7 de Novembro de 1969. Dois
trompetes, trombone, “french horn”,
tuba, clarinet baixo, “english horn”, saxofones, flauta. Woody Shaw, Julian
Priester, Howard Johnson, Joe Farrell, estão presentes em “Passing Ships”
repletos de sopros em banda de nove elementos sob a liderança do pianista
Andrew Hill. O título-tema é elucidativo do barroquismo dos arranjos e a
entrada de “Plantation bag” poderia fazer parte de um álbum dos Soft Machine.
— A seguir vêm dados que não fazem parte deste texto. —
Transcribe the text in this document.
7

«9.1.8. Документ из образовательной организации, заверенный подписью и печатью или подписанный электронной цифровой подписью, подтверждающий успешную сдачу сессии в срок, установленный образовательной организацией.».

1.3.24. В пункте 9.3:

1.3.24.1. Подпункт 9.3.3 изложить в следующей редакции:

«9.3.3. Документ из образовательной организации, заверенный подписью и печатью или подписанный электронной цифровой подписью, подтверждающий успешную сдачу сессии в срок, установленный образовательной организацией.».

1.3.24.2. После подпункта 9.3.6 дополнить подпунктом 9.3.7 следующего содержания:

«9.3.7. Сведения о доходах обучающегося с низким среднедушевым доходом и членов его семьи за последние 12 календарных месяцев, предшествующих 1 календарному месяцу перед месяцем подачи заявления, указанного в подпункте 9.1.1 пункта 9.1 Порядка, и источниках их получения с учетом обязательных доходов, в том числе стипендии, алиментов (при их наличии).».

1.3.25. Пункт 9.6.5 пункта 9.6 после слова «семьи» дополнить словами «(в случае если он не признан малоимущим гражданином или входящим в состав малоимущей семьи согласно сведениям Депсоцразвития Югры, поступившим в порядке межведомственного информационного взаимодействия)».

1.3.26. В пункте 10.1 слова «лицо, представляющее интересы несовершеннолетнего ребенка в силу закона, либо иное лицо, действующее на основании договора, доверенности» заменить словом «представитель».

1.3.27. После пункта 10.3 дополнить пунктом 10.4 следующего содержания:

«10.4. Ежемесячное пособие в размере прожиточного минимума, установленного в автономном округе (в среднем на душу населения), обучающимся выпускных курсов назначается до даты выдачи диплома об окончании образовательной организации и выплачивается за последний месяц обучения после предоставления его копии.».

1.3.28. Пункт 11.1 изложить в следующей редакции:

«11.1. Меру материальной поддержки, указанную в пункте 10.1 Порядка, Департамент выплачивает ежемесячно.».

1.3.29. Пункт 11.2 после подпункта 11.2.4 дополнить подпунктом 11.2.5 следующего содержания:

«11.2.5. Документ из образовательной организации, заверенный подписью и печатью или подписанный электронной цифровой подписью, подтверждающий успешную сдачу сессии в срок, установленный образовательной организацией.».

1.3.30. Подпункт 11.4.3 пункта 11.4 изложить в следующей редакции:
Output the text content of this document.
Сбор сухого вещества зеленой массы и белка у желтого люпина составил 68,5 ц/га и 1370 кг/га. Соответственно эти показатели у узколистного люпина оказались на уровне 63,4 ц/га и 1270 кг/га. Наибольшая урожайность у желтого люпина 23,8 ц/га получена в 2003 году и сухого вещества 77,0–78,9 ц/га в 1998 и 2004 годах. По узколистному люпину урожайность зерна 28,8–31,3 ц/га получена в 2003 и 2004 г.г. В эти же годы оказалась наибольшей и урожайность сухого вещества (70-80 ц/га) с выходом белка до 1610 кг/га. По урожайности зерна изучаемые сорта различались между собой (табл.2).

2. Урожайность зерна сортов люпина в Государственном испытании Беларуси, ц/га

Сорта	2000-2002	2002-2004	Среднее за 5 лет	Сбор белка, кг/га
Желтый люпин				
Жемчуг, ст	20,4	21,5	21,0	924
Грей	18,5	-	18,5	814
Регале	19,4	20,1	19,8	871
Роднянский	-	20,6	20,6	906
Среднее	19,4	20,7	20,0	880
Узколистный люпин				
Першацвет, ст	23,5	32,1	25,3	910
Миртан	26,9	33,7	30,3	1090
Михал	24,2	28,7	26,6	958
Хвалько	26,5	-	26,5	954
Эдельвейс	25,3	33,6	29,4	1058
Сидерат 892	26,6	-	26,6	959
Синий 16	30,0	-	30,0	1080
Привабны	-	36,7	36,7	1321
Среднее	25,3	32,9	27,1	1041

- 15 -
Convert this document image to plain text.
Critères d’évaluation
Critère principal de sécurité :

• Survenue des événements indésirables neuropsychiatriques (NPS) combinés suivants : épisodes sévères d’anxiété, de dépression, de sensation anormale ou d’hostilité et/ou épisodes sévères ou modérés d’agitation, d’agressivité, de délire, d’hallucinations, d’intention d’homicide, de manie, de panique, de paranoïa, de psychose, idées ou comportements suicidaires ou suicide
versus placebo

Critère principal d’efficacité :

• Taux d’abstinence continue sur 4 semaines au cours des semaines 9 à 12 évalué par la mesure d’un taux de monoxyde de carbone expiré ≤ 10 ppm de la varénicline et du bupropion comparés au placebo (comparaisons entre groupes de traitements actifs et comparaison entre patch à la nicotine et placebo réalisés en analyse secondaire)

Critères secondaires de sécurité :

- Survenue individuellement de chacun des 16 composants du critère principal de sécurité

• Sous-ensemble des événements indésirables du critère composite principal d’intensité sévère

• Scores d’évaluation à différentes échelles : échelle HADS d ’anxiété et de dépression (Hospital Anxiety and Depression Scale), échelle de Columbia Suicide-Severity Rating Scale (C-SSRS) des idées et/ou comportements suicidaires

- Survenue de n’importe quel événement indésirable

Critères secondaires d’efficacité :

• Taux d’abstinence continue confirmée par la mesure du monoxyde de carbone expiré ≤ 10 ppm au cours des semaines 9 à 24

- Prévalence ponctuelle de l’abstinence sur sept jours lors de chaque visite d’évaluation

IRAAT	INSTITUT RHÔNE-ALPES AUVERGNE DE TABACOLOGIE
Para
quem aprecie desbravar florestas e deparar com o inesperado a cada canto,
embarque num destes “Passing Ships” e desfrute da riqueza das paisagens. O
próprio Hill se deixa deslumbrar baixando o piano ao nível das sombras. Ocasionalmente,
a gravação deixa entender o trabalho de remontagem a que as fitas originais
foram sujeitas.
31 de Julho de 1970. Entrada nos
anos 70 com o Jazz Messenger e ex-sideman, uma década antes, de Miles Davis, Hank
Mobley, tenorista incontornável do “hard bop”. Mas é Woody Shaw quem começa por
se destacar na trompete na “suite” cortada em três segmentos que abre o álbum.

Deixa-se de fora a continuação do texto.